Kementan Perkuat Swasembada Pangan Berkelanjutan di 33 Provinsi

0
117
Kementan Perkuat Swasembada Pangan Berkelanjutan di 33 Provinsi (Foto: Kementan)

(Vibizmedia – Nasional) Kementerian Pertanian (Kementan) memperkuat upaya mewujudkan swasembada pangan berkelanjutan melalui pembentukan 33 Balai Besar Penerapan Modernisasi Pertanian yang tersebar di 33 provinsi di Indonesia. Kebijakan ini ditetapkan melalui Peraturan Menteri Pertanian Nomor 39 Tahun 2025 sebagai langkah strategis menghadirkan pendampingan teknologi pertanian secara merata di daerah.

Balai Besar tersebut berada di bawah koordinasi Badan Perakitan dan Modernisasi Pertanian (BRMP), yang bertugas mengoordinasikan serta melaksanakan penerapan hasil perakitan dan perekayasaan paket teknologi pertanian spesifik lokasi, sekaligus mendorong percepatan modernisasi sektor pertanian nasional.
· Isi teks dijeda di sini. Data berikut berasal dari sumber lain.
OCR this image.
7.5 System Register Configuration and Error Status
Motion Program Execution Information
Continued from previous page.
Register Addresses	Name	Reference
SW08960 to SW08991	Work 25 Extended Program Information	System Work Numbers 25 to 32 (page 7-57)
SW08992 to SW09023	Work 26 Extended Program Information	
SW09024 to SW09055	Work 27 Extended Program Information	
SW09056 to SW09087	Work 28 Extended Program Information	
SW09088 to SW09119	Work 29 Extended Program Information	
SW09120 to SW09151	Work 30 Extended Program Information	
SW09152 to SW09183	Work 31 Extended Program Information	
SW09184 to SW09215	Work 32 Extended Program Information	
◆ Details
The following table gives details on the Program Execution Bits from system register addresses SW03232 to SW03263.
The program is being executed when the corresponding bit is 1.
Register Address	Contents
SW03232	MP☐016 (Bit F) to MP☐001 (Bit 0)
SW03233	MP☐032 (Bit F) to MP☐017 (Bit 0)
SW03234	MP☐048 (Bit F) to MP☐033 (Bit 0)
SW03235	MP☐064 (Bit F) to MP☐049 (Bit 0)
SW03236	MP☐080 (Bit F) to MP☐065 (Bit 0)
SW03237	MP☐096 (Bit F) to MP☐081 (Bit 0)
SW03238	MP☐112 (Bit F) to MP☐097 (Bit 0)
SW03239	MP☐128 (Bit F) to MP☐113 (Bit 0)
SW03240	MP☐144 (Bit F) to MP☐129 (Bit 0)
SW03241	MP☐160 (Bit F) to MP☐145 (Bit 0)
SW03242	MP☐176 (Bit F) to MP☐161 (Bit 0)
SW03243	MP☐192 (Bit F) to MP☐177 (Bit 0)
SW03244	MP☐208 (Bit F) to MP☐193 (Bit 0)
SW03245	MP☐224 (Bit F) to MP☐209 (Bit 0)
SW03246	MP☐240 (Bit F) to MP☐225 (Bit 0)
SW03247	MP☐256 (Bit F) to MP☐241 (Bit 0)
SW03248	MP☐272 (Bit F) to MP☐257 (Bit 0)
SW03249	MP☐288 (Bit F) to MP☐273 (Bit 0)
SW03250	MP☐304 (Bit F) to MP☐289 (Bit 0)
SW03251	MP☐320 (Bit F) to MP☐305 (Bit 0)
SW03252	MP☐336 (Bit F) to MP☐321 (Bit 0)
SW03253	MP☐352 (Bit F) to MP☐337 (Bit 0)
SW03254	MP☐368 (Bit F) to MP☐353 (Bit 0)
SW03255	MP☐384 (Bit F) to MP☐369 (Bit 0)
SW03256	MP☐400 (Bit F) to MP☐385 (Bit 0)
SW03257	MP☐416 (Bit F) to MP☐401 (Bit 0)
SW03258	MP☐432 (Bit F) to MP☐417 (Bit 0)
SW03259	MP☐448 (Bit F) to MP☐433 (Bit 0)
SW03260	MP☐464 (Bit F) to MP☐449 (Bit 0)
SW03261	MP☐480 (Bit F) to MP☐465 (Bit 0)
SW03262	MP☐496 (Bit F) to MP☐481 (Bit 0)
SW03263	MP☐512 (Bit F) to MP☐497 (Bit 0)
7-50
Kepala BRMP, Fadjry Djufry, menjelaskan bahwa pembentukan 33 Balai Besar ini merupakan peningkatan status dari Balai Penerapan Modernisasi Pertanian yang telah ada sebelumnya. Peningkatan status tersebut diharapkan dapat memperkuat koordinasi pusat dan daerah, khususnya dalam memperluas jangkauan program dan kebijakan Kementan hingga ke tingkat lokal.

“Dengan jaringan kerja yang menjangkau dari pusat hingga daerah, BRMP berperan penting dalam percepatan modernisasi pertanian melalui pengembangan inovasi teknologi, penerapan standar mutu, serta penguatan kapasitas kelembagaan,” ujar Fadjry dalam keterangannya, Jumat (2/1/2026).

Ia menambahkan, Balai Besar Penerapan Modernisasi Pertanian akan menjalankan berbagai fungsi, mulai dari identifikasi dan verifikasi kebutuhan teknologi, perekayasaan dan pengujian, hingga diseminasi serta penerapan paket teknologi pertanian spesifik lokasi dan model pertanian modern. Selain itu, balai ini juga memproduksi benih dan bibit sumber unggul bersertifikat guna meningkatkan produktivitas pertanian.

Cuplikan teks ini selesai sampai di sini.